Credit where it’s due
Sacramento BofA supports local nonprofits and heroes
It was a strange, contradictory day for Bank of America last Wednesday. Early that day, the Occupy movement stormed the bank’s Oakland branch. Also, after creating a public-relations nightmare by attempting to add new debit-card fees, the bank reversed and withdrew the planned action. But it was also Wednesday when a small, but very happy local crowd gathered at the new wing of the Crocker Art Museum to celebrate Bank of America’s 2011 Neighborhood Excellence Initiative winners.
Inside the Crocker, which, by the way, received considerable funding from BofA, bank officials were presenting beautiful awards and much more beautiful donation checks to two Sacramento nonprofits, five local heroes and numerous student leaders. Since 2004, the Bank of America has donated $3.6 million in Sacramento and $150 million nationwide, through this program alone.
And what a fine program it is! Earlier this year I was part of the eight-member local committee that chose the two regional nonprofits that would each receive $200,000 in unrestricted funds as well as excellent leadership training. We also selected five Sacramento-area individuals to be recognized for their public service. They received a $5,000 check to be given to the nonprofit of their choice.

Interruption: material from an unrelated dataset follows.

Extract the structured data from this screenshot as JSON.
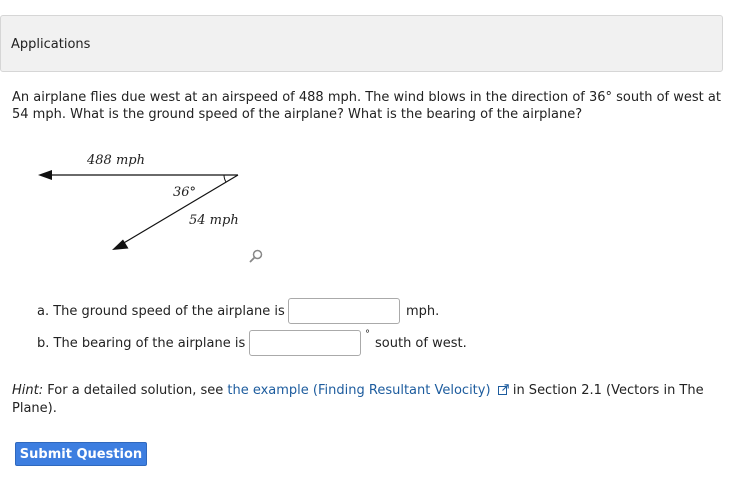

Having selected the local heroes from their written biographies and recommendations, it was a real treat for committee members to meet them in person. David Axthelm was recognized for his 40 years of work with Big Brothers Big Sisters. The chipper 84-year-old Jessie Chambers was honored for a lifetime of work with numerous charities, including St. Vincent de Paul Society of Roseville. Ron Javor was chosen for his tireless activities as a homeless advocate. And the youngest person in the group, Catalina Rodriguez, has been raising money for United Cerebral Palsy after the loss of her 18-month-old son.
But the big awards went to two very cool organizations, Sacramento Regional Conservation Corps and Sacramento Court Appointed Special Advocates for Children. By giving $200,000 in unrestricted funds and leadership training to relatively small nonprofits, the bank will help them to take their organization to the next level.
Knowing a little about CASA, whose staff works one-on-one with Sacramento-area foster kids, I expect this grant will result in a significantly expanded organization that is able to serve many more children. The Sacramento Regional Conservation Corps grant will help it offer real jobs to youth while recycling building supplies.
The Neighborhood Excellence Initiative Awards are not only generous, but also smart. While the protesters are raising real issues that need to be considered, that doesn’t take away from what Bank of America did in honoring some real local heroes and nonprofits.